Потому мы обнаруживаем, что научиться этим вещам, образы которых мы не впитываем с помощью чувств, но постигаем внутри самих себя без образов, такими, каковы они есть, означает не что иное, как получить посредством постижения и, замечая, позаботиться о том, чтобы то, что память содержала прежде беспорядочно и неупорядоченно, было сложено под рукой, так сказать, в той же самой памяти, где прежде оно лежало неведомым, рассеянным и заброшенным, и так легко представало уму, привыкшему к нему. И сколько вещей подобного рода хранит моя память, которые уже были найдены и, как я сказал, положены словно под рукой, которым мы, как говорят, научились и которые познали, — если я на какое-то короткое время перестану призывать их к памяти, они снова оказываются погребенными и скользят назад, словно в более глубокие тайники, так что их снова нужно продумывать оттуда, как новые, ибо иного жилища у них нет; но их нужно снова собрать воедино, чтобы они могли быть познаны; то есть их нужно словно бы собрать из их рассеяния, откуда и произошло слово «размышление» (cogitatio). Ибо cogo (собираю) и cogito (пере-собираю) имеют одно и то же отношение друг к другу, как ago и agito, facio и factito. Но ум присвоил себе это слово (cogitatio) так, что не то, что «собрано» как попало, но то, что «пересобрано», то есть сведено вместе в уме, правильно называть обдумываемым или помысленным.

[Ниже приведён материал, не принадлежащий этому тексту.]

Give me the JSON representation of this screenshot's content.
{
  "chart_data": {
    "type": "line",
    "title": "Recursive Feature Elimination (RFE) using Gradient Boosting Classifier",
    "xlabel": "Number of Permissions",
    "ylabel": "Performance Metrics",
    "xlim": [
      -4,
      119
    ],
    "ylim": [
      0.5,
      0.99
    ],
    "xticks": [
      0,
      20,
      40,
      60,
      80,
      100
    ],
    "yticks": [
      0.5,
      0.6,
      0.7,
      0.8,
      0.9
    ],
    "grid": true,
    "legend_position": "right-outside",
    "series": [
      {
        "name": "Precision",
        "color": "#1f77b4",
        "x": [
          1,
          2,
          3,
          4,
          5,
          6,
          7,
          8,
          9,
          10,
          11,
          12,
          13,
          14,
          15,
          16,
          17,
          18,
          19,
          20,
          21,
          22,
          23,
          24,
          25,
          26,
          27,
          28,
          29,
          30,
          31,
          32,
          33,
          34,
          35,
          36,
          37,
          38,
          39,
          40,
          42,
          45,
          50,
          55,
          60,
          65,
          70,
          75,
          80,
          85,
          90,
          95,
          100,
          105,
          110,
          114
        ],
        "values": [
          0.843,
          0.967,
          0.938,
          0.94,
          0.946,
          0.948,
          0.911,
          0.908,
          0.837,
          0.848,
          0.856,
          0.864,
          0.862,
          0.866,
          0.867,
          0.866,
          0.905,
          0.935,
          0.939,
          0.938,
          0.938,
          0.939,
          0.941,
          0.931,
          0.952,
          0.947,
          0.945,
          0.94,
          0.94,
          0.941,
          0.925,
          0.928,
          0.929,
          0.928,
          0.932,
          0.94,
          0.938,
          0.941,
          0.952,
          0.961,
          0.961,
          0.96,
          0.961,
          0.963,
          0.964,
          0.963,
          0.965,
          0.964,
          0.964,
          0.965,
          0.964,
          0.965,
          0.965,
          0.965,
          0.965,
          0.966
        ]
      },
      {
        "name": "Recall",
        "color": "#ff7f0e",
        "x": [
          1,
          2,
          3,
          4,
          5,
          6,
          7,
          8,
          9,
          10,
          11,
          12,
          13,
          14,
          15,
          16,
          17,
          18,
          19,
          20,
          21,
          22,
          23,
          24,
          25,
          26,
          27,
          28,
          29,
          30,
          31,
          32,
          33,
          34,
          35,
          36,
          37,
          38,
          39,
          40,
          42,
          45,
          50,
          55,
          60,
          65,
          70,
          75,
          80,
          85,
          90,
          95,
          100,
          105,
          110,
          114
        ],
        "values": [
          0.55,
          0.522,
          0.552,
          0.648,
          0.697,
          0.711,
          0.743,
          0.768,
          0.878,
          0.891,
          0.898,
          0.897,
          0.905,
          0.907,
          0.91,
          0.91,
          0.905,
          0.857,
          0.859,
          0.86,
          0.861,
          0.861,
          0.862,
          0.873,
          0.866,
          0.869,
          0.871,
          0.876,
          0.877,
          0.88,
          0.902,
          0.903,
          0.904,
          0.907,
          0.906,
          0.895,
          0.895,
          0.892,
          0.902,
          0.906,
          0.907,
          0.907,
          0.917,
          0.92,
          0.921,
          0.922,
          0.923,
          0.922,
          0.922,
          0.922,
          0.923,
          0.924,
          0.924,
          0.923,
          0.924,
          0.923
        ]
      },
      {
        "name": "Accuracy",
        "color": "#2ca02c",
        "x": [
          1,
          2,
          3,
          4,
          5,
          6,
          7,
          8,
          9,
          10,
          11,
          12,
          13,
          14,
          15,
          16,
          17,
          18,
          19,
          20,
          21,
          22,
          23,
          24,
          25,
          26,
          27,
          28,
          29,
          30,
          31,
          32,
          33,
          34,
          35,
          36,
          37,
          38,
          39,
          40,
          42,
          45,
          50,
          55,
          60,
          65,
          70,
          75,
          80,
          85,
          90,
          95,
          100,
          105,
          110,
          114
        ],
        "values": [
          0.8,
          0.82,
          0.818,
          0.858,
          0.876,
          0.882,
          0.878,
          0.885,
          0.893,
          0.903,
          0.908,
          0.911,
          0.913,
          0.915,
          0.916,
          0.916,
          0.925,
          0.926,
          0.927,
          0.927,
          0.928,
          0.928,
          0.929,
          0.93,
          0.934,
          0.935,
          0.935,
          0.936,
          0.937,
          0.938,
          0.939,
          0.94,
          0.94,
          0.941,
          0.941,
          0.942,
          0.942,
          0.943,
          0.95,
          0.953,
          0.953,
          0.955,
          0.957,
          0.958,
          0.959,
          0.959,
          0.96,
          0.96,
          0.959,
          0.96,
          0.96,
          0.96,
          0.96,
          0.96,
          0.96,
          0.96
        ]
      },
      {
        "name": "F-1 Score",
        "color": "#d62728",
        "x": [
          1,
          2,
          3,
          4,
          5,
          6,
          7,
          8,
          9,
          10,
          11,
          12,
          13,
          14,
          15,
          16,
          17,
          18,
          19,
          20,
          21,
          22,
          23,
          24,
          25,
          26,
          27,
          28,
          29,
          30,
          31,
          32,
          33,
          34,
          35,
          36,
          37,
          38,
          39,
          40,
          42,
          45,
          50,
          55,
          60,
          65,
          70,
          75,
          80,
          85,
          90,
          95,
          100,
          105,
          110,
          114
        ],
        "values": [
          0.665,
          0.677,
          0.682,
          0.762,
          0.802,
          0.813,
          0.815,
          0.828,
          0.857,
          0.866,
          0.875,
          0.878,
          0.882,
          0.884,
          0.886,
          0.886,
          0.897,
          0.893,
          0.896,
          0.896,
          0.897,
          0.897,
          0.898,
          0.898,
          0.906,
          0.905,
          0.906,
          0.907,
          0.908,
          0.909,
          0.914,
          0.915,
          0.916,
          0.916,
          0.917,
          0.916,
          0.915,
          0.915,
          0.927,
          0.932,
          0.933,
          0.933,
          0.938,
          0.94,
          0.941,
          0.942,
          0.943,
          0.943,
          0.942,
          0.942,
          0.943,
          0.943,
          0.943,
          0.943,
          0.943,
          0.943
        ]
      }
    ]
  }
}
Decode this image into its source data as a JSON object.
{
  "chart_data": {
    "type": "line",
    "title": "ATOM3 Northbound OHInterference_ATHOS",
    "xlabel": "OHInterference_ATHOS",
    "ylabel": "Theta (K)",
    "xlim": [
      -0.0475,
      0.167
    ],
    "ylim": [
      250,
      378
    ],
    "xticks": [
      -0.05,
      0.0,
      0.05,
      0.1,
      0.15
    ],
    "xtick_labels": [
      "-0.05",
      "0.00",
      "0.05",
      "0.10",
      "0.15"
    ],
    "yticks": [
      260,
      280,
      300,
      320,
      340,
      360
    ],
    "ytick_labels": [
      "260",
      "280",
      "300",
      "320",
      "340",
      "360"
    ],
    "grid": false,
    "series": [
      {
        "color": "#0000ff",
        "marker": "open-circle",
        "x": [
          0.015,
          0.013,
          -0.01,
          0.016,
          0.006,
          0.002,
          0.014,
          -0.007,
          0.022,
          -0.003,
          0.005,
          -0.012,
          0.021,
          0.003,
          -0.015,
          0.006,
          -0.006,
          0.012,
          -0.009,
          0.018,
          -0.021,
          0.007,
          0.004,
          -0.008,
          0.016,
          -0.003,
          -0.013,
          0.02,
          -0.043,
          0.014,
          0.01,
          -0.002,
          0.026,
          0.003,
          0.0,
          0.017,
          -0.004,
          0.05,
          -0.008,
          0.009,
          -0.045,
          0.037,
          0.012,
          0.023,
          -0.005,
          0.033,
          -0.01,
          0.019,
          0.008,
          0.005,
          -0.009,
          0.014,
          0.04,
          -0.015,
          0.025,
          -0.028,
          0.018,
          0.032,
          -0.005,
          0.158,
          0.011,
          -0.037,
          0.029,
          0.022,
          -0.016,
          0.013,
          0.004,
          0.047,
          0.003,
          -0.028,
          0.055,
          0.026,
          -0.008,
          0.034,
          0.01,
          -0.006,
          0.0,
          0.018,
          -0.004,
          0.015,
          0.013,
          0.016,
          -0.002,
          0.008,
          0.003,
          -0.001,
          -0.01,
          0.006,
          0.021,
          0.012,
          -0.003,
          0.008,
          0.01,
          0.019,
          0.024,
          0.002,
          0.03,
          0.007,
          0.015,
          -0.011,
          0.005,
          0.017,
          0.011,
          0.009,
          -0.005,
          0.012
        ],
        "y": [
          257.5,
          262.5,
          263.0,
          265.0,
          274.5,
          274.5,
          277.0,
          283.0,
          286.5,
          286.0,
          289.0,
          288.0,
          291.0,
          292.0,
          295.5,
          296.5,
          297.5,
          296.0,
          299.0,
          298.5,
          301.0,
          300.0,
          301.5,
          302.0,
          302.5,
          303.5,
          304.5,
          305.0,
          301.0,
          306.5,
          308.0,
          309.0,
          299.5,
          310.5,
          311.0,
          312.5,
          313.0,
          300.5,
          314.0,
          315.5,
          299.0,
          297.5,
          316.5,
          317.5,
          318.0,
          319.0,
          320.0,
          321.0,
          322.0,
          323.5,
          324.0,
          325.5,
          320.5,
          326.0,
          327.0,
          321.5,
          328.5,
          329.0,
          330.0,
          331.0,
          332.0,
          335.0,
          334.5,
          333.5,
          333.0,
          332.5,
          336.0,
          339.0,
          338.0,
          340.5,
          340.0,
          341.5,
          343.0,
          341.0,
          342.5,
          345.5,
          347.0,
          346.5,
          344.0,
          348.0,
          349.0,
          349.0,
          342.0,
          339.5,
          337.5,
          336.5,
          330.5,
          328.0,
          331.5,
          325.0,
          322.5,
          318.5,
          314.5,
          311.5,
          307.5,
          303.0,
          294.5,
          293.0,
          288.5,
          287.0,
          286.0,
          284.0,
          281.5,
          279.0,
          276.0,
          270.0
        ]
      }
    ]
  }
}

Память хранит также бесчисленные причины и законы чисел и пространств, ни одно из которых не запечатлено телесным чувством, поскольку они не имеют ни цвета, ни звука, ни вкуса, ни запаха, ни осязания. Я слышал звук слов, которыми они обозначаются при обсуждении, но звуки иные, чем сами вещи. Ибо звуки различны в греческом и латинском языках, но вещи не принадлежат ни к греческому, ни к латинскому, ни к какому-либо другому языку. Я видел линии архитекторов, тончайшие, подобные паутине, но они все же иные, они не суть образы тех линий, которые являл мне плотский глаз; знает их тот, кто без всякого телесного представления познает их в самом себе. Я воспринимал также числа, которыми мы исчисляем все ощущения моего тела; но те числа, которыми мы исчисляем, иные, и они не суть образы тех, и потому они поистине существуют. Тот, кто их не видит, пусть высмеивает меня за эти слова, а я буду жалеть его, пока он меня высмеивает.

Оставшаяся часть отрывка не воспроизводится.